In 2022, the headquarters of the Beekeepers Cooperative in Belmont underwent significant improvements funded by a US$16,000 grant from the Australian High Commission. The grant was secured through a collaboration between the Inter-American Institute for Cooperation on Agriculture (IICA) and the Ministry of Agriculture. Craig Thomas, IICA’s National Specialist, explained in an interview with the Antigua Observer that the initial project proposal, submitted in 2019 in partnership with Brent Georges, President of the Beekeepers Cooperative, was unsuccessful. However, the revised proposal was resubmitted and approved the following year. The upgraded facility aims to provide beekeepers with affordable access to essential resources, including an extraction facility, which was previously unavailable locally. Prior to this initiative, many beekeepers had to travel abroad to access proper honey extraction facilities.

== Young people in beekeeping ==

In 2018, the Antigua and Barbuda Beekeeping Cooperative partnered with the Gilbert Agricultural and Rural Development (GARD) Centre, the Australian Embassy in Trinidad and Tobago, and the Mill Reef Fund to train young people in beekeeping, beeswax soap production, and bee box construction. Twenty-two participants enrolled in a ten-week training program covering topics such as hive management, swarm collection, beeswax product creation, and business management. According to June Jackson, acting executive director of the GARD Centre, the initiative aimed to empower participants to establish their own businesses in apiculture and related industries. She highlighted the commitment of trainers to provide ongoing support to participants beyond the workshop’s completion.
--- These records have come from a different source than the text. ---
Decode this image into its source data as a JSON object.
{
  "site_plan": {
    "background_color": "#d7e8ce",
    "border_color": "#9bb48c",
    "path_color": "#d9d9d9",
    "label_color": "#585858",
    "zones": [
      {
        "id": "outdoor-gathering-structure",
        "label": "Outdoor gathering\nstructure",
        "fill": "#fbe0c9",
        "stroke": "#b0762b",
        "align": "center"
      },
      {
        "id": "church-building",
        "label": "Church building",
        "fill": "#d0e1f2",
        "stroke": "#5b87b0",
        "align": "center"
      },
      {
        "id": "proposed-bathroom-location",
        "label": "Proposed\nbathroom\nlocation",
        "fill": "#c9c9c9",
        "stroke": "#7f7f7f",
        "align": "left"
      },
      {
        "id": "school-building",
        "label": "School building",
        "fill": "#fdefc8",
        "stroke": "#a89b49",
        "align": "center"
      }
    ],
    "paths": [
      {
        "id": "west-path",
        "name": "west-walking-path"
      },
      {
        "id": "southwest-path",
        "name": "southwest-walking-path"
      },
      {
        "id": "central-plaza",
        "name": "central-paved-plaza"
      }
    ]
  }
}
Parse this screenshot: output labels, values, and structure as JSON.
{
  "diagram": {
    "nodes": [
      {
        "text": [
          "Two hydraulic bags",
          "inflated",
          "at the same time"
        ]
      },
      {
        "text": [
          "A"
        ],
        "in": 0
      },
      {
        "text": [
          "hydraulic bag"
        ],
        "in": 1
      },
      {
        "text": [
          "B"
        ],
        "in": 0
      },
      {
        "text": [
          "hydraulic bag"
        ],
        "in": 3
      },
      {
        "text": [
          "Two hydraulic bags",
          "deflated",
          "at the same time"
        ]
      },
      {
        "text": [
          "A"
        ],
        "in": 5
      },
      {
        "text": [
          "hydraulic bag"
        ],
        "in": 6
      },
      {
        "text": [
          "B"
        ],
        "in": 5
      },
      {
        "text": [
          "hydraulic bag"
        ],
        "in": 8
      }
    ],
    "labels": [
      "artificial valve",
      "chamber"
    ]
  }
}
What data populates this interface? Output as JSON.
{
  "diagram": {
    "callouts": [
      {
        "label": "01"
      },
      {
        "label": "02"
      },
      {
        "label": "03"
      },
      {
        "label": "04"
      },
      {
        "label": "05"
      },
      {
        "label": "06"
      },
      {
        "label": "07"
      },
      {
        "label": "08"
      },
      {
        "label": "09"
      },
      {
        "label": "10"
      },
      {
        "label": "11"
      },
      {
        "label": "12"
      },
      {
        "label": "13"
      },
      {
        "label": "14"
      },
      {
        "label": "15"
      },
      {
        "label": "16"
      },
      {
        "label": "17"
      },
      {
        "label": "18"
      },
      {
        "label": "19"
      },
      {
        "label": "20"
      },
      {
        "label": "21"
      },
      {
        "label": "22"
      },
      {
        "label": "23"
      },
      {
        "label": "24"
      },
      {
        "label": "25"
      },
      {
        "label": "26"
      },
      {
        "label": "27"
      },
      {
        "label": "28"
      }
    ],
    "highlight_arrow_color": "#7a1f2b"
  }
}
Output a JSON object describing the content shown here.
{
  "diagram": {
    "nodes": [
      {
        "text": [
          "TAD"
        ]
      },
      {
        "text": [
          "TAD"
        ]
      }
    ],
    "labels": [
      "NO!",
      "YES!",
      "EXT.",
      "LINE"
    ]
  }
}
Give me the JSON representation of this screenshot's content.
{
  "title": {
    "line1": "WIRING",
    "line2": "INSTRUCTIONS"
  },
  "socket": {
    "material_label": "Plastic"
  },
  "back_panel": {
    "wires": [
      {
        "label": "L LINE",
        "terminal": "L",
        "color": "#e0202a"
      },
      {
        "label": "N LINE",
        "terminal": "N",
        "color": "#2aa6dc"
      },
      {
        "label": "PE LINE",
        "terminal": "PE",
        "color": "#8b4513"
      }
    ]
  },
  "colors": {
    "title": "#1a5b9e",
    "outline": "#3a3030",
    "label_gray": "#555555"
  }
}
The program was expected to boost the local beekeeping industry, which had faced challenges from Hurricane Irma and land-clearing activities that disrupted hive construction. The Mill Reef Fund and the Australian Embassy contributed funding for essential resources, including beekeeping suits, lumber for bee boxes, trainer fees, and other equipment. The workshop sought to address industry setbacks while fostering entrepreneurship among young people in Antigua and Barbuda.

== Statistics ==

Number of beekeepers by sex/age
| Gender | Age 15-25 | Age 25-35 | Age 35-45 | Age 45-55 | Age 55-65 | Age 65 and above |
|---|---|---|---|---|---|---|
| Female | 0 | 2 | 3 | 2 | 1 | 2 |
| Male | 3 | 4 | 11 | 3 | 1 | 4 |

It is estimated that there are between 460 and 480 colonies that are managed by members of the Antigua and Barbuda Beekeepers Cooperative. It is estimated that another 150 hives are managed by people who are not members. The Longstroth Hive, which is utilized in Antigua and Barbuda despite the presence of drought, typically produces a yield of sixty to seventy pounds (five and a half to four gallons) annually. Under typical circumstances, the local beehives typically produce between 100 and 120 pounds of honey (10-11 gal).